Learning One-hidden-layer ReLU Networks via Gradient Descent

TL;DR

This paper proves that tensor initialization followed by gradient descent can efficiently learn one-hidden-layer ReLU neural networks with multiple neurons, providing the first theoretical guarantees for such practical learning scenarios.

Contribution

It offers the first theoretical analysis of gradient descent convergence for learning multi-neuron ReLU networks with empirical risk minimization.

Findings

Tensor initialization plus gradient descent converges linearly to true parameters.

The method achieves recovery guarantees with statistical error bounds.

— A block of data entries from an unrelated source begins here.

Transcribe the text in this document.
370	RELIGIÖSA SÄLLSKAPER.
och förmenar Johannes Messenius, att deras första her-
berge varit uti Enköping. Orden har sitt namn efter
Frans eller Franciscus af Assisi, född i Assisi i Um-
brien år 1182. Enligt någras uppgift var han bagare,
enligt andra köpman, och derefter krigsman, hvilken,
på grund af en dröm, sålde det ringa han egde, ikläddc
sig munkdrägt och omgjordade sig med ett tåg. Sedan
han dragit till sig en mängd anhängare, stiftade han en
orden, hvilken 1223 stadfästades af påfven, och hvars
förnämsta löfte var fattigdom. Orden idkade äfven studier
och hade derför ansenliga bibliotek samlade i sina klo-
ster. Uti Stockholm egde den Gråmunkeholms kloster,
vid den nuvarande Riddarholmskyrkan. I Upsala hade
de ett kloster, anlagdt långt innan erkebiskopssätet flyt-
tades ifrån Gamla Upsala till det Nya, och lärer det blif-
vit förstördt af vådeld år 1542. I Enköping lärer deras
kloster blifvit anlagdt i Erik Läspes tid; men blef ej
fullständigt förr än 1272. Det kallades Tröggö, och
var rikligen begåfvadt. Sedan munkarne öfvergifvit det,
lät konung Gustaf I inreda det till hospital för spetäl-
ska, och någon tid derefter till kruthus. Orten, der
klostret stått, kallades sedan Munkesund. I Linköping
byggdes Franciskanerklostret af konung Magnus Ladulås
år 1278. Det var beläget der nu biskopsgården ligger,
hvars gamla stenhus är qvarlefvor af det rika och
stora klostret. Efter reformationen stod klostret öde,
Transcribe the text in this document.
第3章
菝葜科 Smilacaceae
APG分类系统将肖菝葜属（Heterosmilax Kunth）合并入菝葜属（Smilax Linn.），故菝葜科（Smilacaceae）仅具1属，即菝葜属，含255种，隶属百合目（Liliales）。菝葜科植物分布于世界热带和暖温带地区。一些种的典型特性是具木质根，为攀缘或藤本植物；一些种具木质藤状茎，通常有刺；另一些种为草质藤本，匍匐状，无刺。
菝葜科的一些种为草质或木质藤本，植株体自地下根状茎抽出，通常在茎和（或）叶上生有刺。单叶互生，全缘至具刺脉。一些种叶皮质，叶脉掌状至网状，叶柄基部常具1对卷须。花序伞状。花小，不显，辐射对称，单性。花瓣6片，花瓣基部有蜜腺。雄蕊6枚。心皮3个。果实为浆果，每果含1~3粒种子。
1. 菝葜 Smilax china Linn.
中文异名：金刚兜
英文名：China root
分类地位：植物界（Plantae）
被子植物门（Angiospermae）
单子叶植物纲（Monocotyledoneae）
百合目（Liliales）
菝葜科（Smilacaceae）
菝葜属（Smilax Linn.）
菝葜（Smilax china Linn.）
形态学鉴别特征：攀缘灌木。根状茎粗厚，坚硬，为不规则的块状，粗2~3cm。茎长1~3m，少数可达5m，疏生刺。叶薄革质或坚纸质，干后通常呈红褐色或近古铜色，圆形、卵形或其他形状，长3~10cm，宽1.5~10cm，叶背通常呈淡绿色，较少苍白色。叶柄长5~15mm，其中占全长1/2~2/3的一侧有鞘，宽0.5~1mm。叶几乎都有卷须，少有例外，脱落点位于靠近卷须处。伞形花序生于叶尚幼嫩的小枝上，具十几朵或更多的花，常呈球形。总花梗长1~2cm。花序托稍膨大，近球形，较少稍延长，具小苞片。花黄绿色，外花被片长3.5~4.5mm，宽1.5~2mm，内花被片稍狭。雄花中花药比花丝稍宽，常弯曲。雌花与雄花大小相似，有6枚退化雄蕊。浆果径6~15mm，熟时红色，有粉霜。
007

Numerical experiments confirm the theoretical results.

Abstract

We study the problem of learning one-hidden-layer neural networks with Rectified Linear Unit (ReLU) activation function, where the inputs are sampled from standard Gaussian distribution and the outputs are generated from a noisy teacher network. We analyze the performance of gradient descent for training such kind of neural networks based on empirical risk minimization, and provide algorithm-dependent guarantees. In particular, we prove that tensor initialization followed by gradient descent can converge to the ground-truth parameters at a linear rate up to some statistical error. To the best of our knowledge, this is the first work characterizing the recovery guarantee for practical learning of one-hidden-layer ReLU networks with multiple neurons. Numerical experiments verify our theoretical findings.